Beberapa best practice mengenai kekuatan kelembagaan dalam organisasi petani di Indonesia, antara lain : kelembagaan Banjar dan Subak yang ada di Bali, dan
Pemerintahan Marga yang ada di Bengkulu. Banjar dan Subak masih bisa ditemukan sampai saat ini, namun pemerintahan marga telah mati sejak tahun
1970 seiring kebijakan proses penyeragaman pemerintahan desa di Indonesia melalui UU No.5 tahun 1974 tentang Pemerintahan Desa.
Berdasarkan paparan tersebut dan mengingat bahwa program KDT rencananya akan dilepas intervensinya secara perlahan menjadi kemandirian
usaha pada tahun 2013, maka alternatif solusi yang dikembangkan di KDT dalam waktu yang tidak terlalu lama adalah :
1. Indikator kemandirian usaha Gapoktan Juhut Mandiri direfleksikan dengan terwujudnya usaha bisnis berupa Usaha Mikro Kecil dan Menengah UMKM.
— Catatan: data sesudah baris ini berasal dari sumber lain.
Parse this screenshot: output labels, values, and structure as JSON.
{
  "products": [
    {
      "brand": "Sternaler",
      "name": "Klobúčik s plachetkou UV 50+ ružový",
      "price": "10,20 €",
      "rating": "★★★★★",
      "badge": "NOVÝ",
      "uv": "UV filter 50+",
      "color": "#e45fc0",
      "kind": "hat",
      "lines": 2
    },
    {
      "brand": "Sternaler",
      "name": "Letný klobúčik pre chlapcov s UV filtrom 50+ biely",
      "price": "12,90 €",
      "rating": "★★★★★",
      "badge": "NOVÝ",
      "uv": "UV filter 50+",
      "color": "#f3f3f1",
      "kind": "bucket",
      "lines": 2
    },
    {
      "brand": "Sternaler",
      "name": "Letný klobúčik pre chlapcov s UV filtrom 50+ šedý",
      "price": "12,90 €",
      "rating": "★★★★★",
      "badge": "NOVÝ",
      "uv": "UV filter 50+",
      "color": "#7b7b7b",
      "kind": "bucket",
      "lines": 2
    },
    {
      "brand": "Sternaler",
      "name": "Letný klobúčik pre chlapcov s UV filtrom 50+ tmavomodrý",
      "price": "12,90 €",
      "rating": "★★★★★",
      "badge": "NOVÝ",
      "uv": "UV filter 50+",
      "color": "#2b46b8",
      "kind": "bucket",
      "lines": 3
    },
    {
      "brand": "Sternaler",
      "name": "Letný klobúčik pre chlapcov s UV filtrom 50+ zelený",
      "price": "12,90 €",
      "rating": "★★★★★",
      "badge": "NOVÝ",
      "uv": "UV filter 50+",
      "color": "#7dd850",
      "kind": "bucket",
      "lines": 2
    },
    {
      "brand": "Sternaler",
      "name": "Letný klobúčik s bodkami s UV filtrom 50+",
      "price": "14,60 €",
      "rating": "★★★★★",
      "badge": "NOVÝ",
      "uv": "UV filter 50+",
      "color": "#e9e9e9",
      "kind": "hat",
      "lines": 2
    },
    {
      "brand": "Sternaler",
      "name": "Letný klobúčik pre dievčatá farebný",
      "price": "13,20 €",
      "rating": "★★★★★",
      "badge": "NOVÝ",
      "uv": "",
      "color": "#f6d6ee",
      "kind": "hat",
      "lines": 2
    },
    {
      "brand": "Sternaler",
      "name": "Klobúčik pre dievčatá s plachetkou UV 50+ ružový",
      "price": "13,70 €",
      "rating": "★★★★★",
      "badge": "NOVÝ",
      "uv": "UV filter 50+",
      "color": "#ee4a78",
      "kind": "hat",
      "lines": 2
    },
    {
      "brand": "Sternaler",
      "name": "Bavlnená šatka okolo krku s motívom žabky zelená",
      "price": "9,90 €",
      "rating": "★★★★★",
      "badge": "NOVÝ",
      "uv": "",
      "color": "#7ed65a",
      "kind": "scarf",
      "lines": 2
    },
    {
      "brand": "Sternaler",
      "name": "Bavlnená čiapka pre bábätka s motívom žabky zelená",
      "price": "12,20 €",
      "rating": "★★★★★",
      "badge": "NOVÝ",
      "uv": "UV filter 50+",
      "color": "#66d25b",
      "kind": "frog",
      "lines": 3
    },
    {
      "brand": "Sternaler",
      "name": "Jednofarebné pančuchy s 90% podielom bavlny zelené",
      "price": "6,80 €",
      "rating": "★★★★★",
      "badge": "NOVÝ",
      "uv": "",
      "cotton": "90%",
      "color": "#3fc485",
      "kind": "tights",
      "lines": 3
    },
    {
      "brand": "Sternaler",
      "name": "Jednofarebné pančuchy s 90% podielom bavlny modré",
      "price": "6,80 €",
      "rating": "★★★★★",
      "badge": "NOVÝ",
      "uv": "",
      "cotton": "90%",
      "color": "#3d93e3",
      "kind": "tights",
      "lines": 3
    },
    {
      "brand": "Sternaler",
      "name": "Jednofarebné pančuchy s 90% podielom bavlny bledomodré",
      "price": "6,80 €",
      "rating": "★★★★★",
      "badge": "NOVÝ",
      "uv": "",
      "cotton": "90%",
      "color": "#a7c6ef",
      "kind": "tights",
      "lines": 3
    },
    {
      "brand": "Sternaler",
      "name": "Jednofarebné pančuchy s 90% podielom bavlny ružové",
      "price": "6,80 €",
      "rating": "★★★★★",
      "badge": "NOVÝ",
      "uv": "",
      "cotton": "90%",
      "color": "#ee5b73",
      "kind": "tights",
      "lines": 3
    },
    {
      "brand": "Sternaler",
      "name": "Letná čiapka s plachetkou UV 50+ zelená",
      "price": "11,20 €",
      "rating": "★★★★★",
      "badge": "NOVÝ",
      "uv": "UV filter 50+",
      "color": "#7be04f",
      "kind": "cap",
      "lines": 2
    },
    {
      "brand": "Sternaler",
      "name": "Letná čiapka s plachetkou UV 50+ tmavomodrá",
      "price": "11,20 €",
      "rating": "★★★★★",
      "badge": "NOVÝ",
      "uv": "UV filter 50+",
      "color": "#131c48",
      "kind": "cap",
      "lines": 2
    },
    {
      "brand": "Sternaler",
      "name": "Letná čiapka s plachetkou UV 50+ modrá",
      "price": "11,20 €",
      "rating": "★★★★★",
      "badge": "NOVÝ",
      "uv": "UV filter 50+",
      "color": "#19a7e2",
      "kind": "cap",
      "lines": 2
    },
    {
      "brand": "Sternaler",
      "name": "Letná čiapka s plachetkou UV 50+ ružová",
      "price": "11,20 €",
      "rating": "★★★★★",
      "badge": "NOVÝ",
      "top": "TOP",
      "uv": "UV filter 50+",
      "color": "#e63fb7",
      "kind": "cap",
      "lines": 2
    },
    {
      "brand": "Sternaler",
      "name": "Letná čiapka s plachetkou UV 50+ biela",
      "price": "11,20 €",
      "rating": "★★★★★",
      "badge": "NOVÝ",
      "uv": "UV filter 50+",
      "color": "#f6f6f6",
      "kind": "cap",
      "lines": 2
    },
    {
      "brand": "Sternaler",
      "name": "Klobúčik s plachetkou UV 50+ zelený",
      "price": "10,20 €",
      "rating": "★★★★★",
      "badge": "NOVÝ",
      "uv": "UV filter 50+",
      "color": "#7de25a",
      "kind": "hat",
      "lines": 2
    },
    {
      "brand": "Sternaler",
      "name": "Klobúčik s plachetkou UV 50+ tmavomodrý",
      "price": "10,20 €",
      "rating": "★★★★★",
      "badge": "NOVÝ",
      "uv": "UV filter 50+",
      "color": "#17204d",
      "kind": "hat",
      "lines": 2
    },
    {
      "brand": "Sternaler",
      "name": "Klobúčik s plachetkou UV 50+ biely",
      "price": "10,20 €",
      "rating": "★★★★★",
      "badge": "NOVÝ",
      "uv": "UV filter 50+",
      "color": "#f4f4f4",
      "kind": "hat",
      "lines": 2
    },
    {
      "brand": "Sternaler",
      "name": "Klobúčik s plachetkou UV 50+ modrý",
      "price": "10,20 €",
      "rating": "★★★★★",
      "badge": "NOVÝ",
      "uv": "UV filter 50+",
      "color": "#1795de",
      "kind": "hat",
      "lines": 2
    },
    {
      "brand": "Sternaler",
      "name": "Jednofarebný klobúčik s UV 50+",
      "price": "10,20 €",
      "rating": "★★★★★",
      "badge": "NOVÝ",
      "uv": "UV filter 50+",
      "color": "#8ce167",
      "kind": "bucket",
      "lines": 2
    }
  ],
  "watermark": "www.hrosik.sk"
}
Usaha bisnis ini memerlukan kompetensi yang memadai untuk mengelola organisasi agar dapat memahami bagaimana visi bisnis dapat dioperasionalkan
dengan tepat, sehingga kompetensi ini menjadi suatu syarat mutlak sebagai upaya menumbuhkembangkan wirausaha yang berbasis pada kompetensi yang
memadai. Dari hasil analisis gap diketahui bahwa kemampuan perencanaan dan pengendalian adalah dua urutan teratas yang memiliki gap terbesar.
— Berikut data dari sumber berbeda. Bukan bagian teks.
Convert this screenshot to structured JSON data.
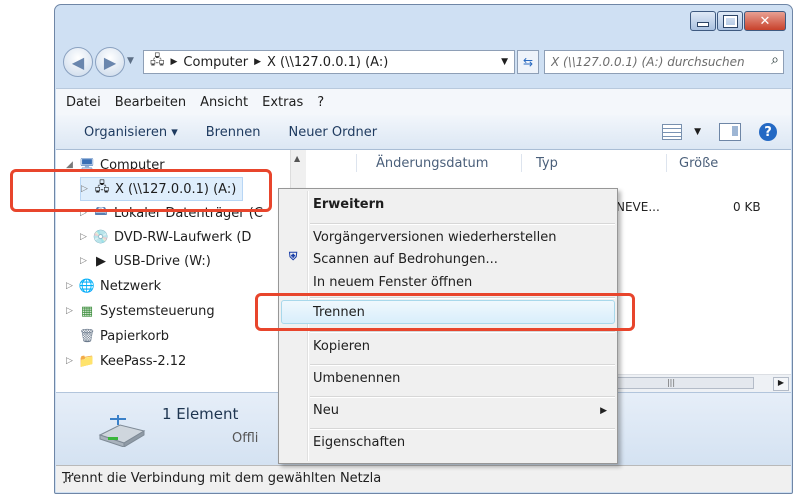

Kondisi ini harus ditindaklanjuti melalui penetapan skala prioritas kebutuhan pelatihan dengan mempertimbangkan faktor karateristik petani dan kurikulum
materi yang dibutuhkan. 2. Membatasi jumlah aktivitas kunjungan ke Gapoktan Juhut Mandiri melalui
pengelolaan frekuensi dan substansi aktivitas kunjungan agar tidak berdampak negatif terhadap petani.
3. Segera melakukan kaderisasi baik dari sisi penyuluh pendamping yang dibatasi oleh masa penugasan, dan kepengurusan gapoktan yang berfungsi melayani
dan memfasilitasi kegiatan anggota gapoktan. Belajar dari pengalaman, penerimaan peran orang “asing” oleh komunitas gapoktan di filter oleh
investasi “kepercayaan” yang tidak mudah didapatkan memerlukan waktu. 4. Menyarankan
kepada penyuluh
pendamping dan
pengurus gapoktan
mengikutsertakan secara aktif “lapis keduanya” dalam aktivitas gapoktan. Hal ini sangat penting dilakukan sebagai proses kaderisasi.
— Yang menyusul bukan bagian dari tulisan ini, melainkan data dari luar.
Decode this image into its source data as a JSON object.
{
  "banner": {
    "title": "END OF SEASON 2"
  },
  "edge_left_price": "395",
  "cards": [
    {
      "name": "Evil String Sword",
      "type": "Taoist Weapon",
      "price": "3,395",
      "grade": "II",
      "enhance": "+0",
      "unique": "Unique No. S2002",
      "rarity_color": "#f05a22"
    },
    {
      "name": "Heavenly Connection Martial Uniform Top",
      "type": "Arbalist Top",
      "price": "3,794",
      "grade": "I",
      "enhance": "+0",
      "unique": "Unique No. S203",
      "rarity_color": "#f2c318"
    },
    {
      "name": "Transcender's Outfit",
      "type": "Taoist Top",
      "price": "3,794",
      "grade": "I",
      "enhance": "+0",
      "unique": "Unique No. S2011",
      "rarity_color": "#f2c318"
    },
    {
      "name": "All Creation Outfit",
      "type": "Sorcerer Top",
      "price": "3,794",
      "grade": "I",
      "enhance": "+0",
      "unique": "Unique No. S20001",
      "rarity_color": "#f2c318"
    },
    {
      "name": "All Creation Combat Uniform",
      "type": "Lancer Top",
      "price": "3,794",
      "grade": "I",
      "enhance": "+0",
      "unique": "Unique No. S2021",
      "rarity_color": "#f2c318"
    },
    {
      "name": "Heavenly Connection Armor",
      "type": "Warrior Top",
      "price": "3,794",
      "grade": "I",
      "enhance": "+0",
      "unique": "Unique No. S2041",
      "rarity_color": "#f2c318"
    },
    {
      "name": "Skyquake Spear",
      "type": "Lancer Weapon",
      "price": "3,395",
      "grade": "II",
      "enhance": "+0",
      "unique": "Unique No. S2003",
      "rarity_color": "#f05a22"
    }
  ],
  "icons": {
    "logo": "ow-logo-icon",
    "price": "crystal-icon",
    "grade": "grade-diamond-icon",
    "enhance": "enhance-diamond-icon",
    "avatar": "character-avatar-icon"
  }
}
5. Memberikan bantuan kepada petani untuk mengatasi masalah pemasaran produknya. Karena tuntutan terhadap produktivitas tanpa disertai jaminan hasil
penjualan produk, akan mempengaruhi motivasi dalam aktivitasnya. 6. Memastikan bahwa sebelum intervensi dilepas, petani sudah dibekali dengan
kompetensi yang memadai sehingga mereka dapat memanfaatkannya sebagai modal untuk mencapai kemandirian usaha.